Ceux qui voient se multiplier alors les chantiers et sortir de terre des bâtiments plus vastes, plus élevés, plus splendides, ne reconnaissent pas dans une telle floraison l'un des effets du premier progrès de l'économie rurale, d'une aisance qui peu à peu pénètre le corps de l'Occident, ni même de la multiplication des aumônes. Ils parlent encore de miracle :
A cette époque, l'évêque de cette ville était le vénérable Arnoul, homme aussi noble par sa race que par sa science, et très riche par les revenus de ses biens de famille. Devant le désastre qui frappait son siège et la désolation des peuples dont il avait la garde, il prit le plus sage parti : il fit de grands préparatifs et entreprit aussitôt de réédifier de fond en comble les bâtiments de la grande église, qui avait jadis été consacrée en l'honneur de la croix du Christ.

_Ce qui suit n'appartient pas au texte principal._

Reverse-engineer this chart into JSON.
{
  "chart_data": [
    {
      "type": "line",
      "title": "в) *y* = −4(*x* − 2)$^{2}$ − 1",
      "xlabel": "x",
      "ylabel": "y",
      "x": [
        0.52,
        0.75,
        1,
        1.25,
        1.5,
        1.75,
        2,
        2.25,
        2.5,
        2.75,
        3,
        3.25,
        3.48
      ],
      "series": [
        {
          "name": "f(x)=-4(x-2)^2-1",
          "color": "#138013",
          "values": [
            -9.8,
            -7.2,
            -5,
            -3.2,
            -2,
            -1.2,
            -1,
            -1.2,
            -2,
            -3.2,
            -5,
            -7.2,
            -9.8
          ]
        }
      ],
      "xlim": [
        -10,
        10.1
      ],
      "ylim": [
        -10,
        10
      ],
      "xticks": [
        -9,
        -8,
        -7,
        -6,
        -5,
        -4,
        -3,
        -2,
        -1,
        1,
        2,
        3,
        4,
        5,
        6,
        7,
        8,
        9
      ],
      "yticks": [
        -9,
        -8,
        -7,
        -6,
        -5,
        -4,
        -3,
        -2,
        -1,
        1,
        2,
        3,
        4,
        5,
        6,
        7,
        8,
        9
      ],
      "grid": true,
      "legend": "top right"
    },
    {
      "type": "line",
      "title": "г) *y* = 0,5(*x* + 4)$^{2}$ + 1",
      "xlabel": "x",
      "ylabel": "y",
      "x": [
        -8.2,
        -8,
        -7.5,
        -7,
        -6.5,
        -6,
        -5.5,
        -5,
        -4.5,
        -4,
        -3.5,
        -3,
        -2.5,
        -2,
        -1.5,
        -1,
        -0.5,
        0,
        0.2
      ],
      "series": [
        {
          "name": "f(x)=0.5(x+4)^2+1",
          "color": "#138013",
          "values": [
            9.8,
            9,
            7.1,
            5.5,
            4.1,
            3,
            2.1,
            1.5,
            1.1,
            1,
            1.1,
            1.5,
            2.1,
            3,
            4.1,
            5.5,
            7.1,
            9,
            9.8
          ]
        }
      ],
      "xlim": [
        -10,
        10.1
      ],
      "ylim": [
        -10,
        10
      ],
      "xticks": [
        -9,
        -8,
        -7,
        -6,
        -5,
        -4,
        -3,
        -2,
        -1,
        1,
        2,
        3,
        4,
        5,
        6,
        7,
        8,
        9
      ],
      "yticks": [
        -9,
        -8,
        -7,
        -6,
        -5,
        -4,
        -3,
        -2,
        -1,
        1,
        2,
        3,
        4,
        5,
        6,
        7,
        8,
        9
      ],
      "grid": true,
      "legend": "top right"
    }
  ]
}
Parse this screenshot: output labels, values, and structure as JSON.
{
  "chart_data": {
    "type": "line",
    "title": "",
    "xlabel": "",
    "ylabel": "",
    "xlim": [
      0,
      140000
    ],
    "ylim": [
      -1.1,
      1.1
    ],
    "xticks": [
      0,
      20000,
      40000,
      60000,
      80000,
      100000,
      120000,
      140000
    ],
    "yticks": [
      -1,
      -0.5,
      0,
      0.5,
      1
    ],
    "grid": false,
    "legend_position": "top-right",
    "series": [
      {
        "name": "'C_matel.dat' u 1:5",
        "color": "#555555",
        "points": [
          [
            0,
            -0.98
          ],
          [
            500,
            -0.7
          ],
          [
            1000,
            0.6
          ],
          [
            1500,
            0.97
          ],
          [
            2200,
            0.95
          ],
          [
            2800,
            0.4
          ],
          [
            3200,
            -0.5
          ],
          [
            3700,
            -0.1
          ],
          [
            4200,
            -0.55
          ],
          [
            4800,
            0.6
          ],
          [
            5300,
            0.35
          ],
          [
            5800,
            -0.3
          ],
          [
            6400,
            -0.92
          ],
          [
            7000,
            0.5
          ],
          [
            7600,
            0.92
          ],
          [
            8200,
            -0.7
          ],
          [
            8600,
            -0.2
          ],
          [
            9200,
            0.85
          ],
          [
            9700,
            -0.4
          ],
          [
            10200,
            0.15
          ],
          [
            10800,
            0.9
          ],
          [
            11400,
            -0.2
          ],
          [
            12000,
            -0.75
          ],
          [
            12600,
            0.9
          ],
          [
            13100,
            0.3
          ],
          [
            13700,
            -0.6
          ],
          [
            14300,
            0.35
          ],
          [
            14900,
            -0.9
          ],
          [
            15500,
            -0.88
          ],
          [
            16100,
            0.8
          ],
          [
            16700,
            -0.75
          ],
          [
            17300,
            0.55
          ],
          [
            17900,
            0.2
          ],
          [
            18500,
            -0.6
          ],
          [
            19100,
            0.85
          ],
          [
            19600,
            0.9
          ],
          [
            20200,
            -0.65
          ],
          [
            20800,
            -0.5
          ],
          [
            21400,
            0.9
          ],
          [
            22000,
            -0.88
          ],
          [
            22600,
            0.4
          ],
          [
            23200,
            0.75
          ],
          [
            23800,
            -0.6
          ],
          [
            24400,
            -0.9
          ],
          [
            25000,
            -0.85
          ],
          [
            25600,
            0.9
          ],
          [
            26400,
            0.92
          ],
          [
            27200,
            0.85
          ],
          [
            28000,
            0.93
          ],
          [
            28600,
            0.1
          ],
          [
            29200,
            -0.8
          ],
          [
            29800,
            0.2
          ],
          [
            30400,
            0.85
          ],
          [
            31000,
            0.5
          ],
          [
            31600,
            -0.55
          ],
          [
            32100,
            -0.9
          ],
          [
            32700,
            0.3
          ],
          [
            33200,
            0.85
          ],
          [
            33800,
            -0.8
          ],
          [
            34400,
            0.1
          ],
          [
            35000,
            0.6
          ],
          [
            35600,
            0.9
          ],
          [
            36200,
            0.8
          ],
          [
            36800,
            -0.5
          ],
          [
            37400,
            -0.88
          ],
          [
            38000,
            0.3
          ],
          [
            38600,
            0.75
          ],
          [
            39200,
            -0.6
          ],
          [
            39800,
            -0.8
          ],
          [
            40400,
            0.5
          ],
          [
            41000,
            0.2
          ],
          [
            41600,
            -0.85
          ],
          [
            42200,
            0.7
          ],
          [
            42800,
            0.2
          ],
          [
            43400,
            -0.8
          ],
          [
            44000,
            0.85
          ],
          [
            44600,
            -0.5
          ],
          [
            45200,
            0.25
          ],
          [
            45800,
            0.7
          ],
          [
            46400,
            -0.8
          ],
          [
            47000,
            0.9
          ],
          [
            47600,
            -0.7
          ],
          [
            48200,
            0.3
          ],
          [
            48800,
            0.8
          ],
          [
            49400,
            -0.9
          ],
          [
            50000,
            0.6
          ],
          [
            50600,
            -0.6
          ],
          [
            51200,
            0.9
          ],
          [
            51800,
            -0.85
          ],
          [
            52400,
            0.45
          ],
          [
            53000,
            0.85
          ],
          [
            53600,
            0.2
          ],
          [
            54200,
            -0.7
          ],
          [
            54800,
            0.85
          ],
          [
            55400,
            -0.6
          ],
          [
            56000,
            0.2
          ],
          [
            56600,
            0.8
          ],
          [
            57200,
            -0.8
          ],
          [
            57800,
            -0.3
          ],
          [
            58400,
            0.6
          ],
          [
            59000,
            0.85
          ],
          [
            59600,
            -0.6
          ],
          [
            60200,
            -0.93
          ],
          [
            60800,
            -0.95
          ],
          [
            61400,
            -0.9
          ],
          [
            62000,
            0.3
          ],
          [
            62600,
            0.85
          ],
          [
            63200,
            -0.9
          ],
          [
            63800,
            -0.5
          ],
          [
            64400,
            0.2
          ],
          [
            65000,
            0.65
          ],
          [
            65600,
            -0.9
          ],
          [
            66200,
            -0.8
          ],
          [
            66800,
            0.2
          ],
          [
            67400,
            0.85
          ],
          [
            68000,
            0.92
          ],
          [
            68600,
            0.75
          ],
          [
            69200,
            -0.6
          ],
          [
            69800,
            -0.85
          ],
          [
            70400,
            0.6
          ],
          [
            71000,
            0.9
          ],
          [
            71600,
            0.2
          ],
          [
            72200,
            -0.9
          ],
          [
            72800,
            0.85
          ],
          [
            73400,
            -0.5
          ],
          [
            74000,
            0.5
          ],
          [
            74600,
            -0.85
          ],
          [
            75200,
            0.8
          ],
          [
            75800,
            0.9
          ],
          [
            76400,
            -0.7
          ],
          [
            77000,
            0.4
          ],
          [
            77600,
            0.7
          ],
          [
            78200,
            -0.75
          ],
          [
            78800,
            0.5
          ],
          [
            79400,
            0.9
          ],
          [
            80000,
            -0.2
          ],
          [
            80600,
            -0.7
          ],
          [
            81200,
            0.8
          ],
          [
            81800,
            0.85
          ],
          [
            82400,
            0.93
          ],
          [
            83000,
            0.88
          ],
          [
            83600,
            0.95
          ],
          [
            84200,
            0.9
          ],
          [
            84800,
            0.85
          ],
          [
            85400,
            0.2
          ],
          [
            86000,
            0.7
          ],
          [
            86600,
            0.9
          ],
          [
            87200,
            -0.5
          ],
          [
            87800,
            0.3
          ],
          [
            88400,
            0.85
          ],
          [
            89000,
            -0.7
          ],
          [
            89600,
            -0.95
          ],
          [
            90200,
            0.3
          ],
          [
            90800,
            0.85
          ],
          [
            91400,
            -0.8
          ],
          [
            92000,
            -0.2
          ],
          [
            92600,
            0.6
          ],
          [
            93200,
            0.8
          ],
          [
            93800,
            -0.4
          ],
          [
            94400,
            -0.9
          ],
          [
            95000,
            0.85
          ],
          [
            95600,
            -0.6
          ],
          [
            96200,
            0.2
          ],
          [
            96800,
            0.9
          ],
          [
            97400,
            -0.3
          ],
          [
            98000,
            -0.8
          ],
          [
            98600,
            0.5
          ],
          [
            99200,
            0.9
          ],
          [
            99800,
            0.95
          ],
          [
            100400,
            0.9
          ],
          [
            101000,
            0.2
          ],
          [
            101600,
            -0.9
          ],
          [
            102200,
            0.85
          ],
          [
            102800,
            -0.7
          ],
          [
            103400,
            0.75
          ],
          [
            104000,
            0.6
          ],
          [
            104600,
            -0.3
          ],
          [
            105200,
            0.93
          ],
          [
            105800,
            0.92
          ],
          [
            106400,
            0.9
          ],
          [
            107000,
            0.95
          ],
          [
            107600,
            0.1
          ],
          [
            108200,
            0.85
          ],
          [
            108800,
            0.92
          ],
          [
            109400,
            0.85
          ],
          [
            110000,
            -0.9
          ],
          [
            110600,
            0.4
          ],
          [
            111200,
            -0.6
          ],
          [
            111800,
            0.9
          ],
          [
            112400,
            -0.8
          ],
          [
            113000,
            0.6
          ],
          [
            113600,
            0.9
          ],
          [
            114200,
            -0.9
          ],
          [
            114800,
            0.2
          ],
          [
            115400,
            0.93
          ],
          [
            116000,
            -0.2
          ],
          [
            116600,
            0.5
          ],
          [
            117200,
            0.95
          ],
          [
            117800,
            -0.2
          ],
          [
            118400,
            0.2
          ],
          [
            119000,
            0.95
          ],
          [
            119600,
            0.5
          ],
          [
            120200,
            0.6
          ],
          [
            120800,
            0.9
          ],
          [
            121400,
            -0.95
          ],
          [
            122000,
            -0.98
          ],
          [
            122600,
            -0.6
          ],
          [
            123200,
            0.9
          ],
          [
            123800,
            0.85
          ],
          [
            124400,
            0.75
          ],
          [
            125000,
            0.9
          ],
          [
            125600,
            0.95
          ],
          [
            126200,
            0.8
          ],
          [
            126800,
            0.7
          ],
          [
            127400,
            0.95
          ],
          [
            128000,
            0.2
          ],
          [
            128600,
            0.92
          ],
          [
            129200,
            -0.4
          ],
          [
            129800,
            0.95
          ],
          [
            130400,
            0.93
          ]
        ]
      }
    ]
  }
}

Alors que lui et tous les siens poussaient activement l'ouvrage commencé afin de l'achever au plus tôt de façon magnifique, il fut favorisé d'un encouragement divin manifeste. Un jour que les maçons, pour choisir l'emplacement des fondations de la basilique, sondaient la solidité du sol, ils découvrirent un gros poids d'or. Ils le jugèrent certainement suffisant pour rénover tout l'œuvre de la basilique, bien qu'elle fût grande. Ils prirent cet or découvert par hasard et le portèrent tout entier à l'évêque. Celui-ci rendit grâces au Dieu tout-puissant pour le présent qu'il lui faisait, le prit et le confia aux gardiens de l'œuvre, leur ordonnant de le dépenser intégralement à la construction de l'église. On dit que cet or était dû à la prévoyance de saint Evurce, ancien prélat du même siège, qui l'aurait enfoui là en prévision de cette reconstruction. L'idée en serait surtout venue à ce saint homme de ce que, à l'époque où lui-même réédifiait cette église, plus belle que ce qu'elle n'était auparavant, il aurait trouvé en ce même endroit un présent divin, préparé pour lui. C'est ainsi que non seulement les bâtiments de l'église, mais encore, sur le conseil de l'évêque, les autres églises qui se détérioraient dans cette même cité, les basiliques, dédiées à la mémoire de différents saints, furent réédifiées plus belles que les anciennes et le culte y fut rendu à Dieu mieux que partout ailleurs ; la ville elle-même se regarnit bientôt de maisons, et le peuple, enfin purifié de sa corruption avec l'aide de la clémence divine, se ressaisit d'autant plus vite qu'il avait sagement accueilli ses misères comme la punition de ses fautes2.